Maffucci syndrome is characterized by multiple enchondromas, often visible as circumscribed dermal distensions of fingers and/or toes in combination with spindle cell hemangiomas. Synonym: enchondromatosis Ollier-Maffucci.
Maffucci syndrome occurs sporadically (not familial). It is based on a genetic mosaic. It is caused by somatic (postzygotic, present only in the affected tissue) mutations of one of the two genes IDH1 and IDH2, which lead to alteration of the enzyme isocitrate dehydrogenase, so that a new metabolite (D-2-hydroxy-glutarate) is produced. This likely results in activation of signaling pathways leading to enchondroma development.
The overgrowth in Maffucci syndrome is characterized by hard, yellowish, indolent skin protuberances (enchondromas) attributable to a bone and originating from dysplastic cartilage tissue. These can be unilateral or bilateral, but are usually clearly asymmetric. Depending on their location, enchondromas can cause growth reduction and curvature of affected limb segments. The forearms and lower legs are most commonly affected, but hands and feet are often affected as well.

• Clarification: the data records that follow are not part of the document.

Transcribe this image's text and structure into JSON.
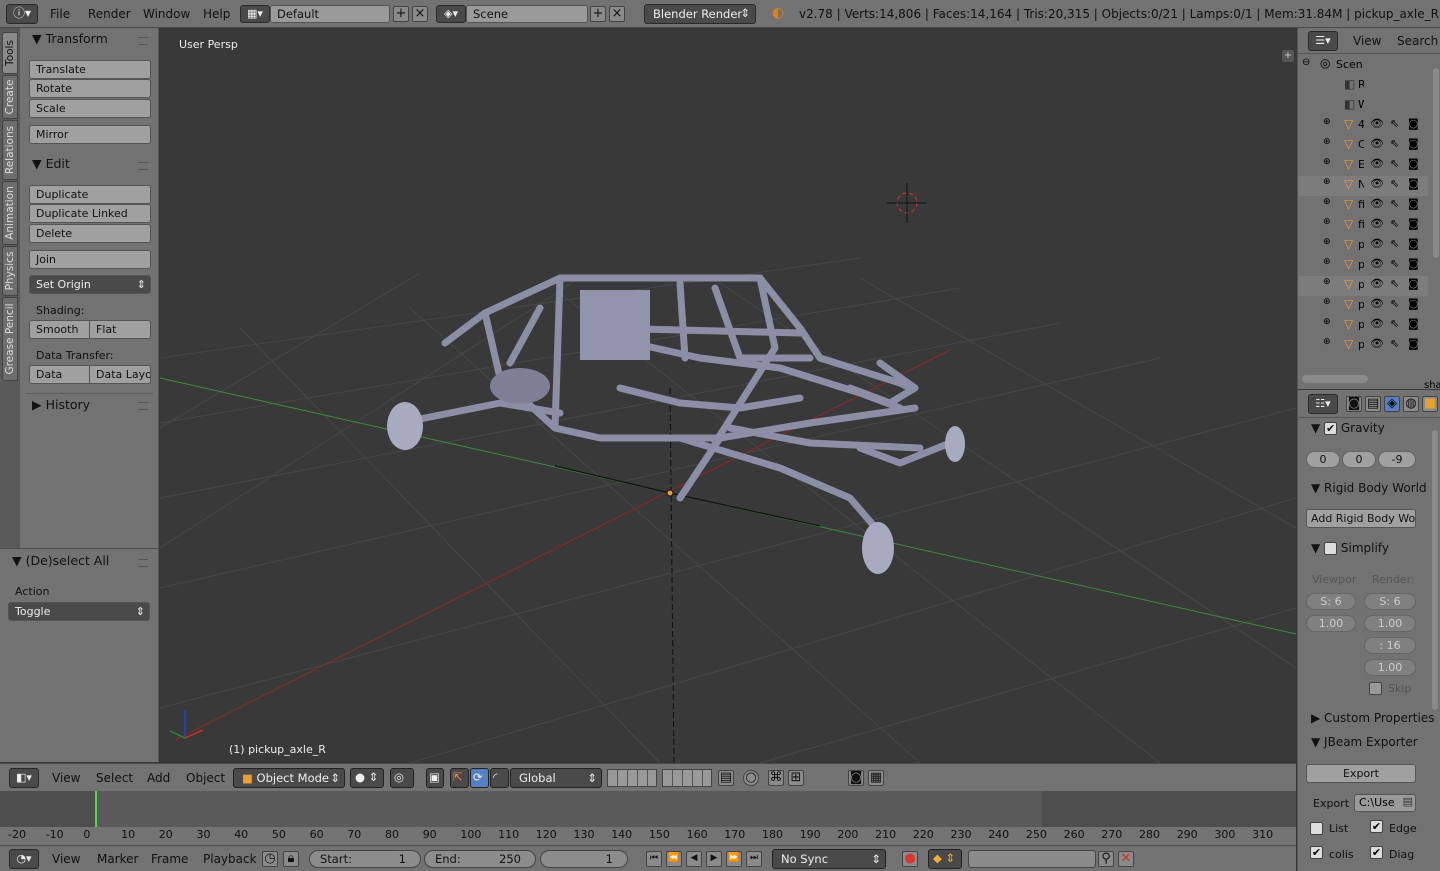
{
  "topbar": {
    "menus": [
      "File",
      "Render",
      "Window",
      "Help"
    ],
    "layout": "Default",
    "scene": "Scene",
    "engine": "Blender Render",
    "stats": "v2.78 | Verts:14,806 | Faces:14,164 | Tris:20,315 | Objects:0/21 | Lamps:0/1 | Mem:31.84M | pickup_axle_R"
  },
  "tabs": [
    "Tools",
    "Create",
    "Relations",
    "Animation",
    "Physics",
    "Grease Pencil"
  ],
  "tools": {
    "transform": "Transform",
    "translate": "Translate",
    "rotate": "Rotate",
    "scale": "Scale",
    "mirror": "Mirror",
    "edit": "Edit",
    "duplicate": "Duplicate",
    "duplicate_linked": "Duplicate Linked",
    "delete": "Delete",
    "join": "Join",
    "set_origin": "Set Origin",
    "shading": "Shading:",
    "smooth": "Smooth",
    "flat": "Flat",
    "data_transfer": "Data Transfer:",
    "data": "Data",
    "data_layo": "Data Layo",
    "history": "History"
  },
  "redo": {
    "title": "(De)select All",
    "action_label": "Action",
    "action_value": "Toggle"
  },
  "viewport": {
    "label": "User Persp",
    "selected": "(1) pickup_axle_R"
  },
  "view3d_header": {
    "menus": [
      "View",
      "Select",
      "Add",
      "Object"
    ],
    "mode": "Object Mode",
    "orientation": "Global"
  },
  "timeline": {
    "ticks": [
      "-20",
      "-10",
      "0",
      "10",
      "20",
      "30",
      "40",
      "50",
      "60",
      "70",
      "80",
      "90",
      "100",
      "110",
      "120",
      "130",
      "140",
      "150",
      "160",
      "170",
      "180",
      "190",
      "200",
      "210",
      "220",
      "230",
      "240",
      "250",
      "260",
      "270",
      "280",
      "290",
      "300",
      "310"
    ]
  },
  "timeline_header": {
    "menus": [
      "View",
      "Marker",
      "Frame",
      "Playback"
    ],
    "start_label": "Start:",
    "start": "1",
    "end_label": "End:",
    "end": "250",
    "current": "1",
    "sync": "No Sync"
  },
  "outliner": {
    "view": "View",
    "search": "Search",
    "scene": "Scen",
    "items": [
      "R",
      "W",
      "4",
      "C",
      "E",
      "N",
      "fi",
      "fi",
      "p",
      "p",
      "p",
      "p",
      "p",
      "p"
    ],
    "extra": "sha"
  },
  "props": {
    "gravity": "Gravity",
    "g": [
      "0",
      "0",
      "-9"
    ],
    "rbw": "Rigid Body World",
    "add_rbw": "Add Rigid Body Wo...",
    "simplify": "Simplify",
    "viewport": "Viewpor",
    "render": "Render:",
    "vp": [
      "S: 6",
      "1.00"
    ],
    "rd": [
      "S: 6",
      "1.00",
      ": 16",
      "1.00"
    ],
    "skip": "Skip",
    "custom": "Custom Properties",
    "jbeam": "JBeam Exporter",
    "export": "Export",
    "export_label": "Export",
    "path": "C:\\Use",
    "list": "List",
    "edge": "Edge",
    "colis": "colis",
    "diag": "Diag"
  }
}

The vascular changes in Maffucci syndrome are multifocal, dermal, bluish-reddish vascular nodules of the hypodermis (“spindle cell hemangiomas”) that are similar to, but histologically distinct from, a venous malformation.
Enchondroma foci may occur until adolescence, after which there are normally no new lesions, instead restitution in some cases is reported. Malignant degeneration of enchondromas to chondrosarcoma may occur in adulthood; the risk of degeneration is reported to be a maximum of 25%.
Cave: re-growth of a lesion.
Control and, if necessary, extirpation of the enchondromas in the case of suspected malignant development, functional restrictions and very apparent changes in shape (“disfigurement”).
Orthopedic therapy conservatively or surgically in the case of leg length discrepancies.
Sclerotherapy or extirpation of spindle cell hemangiomas.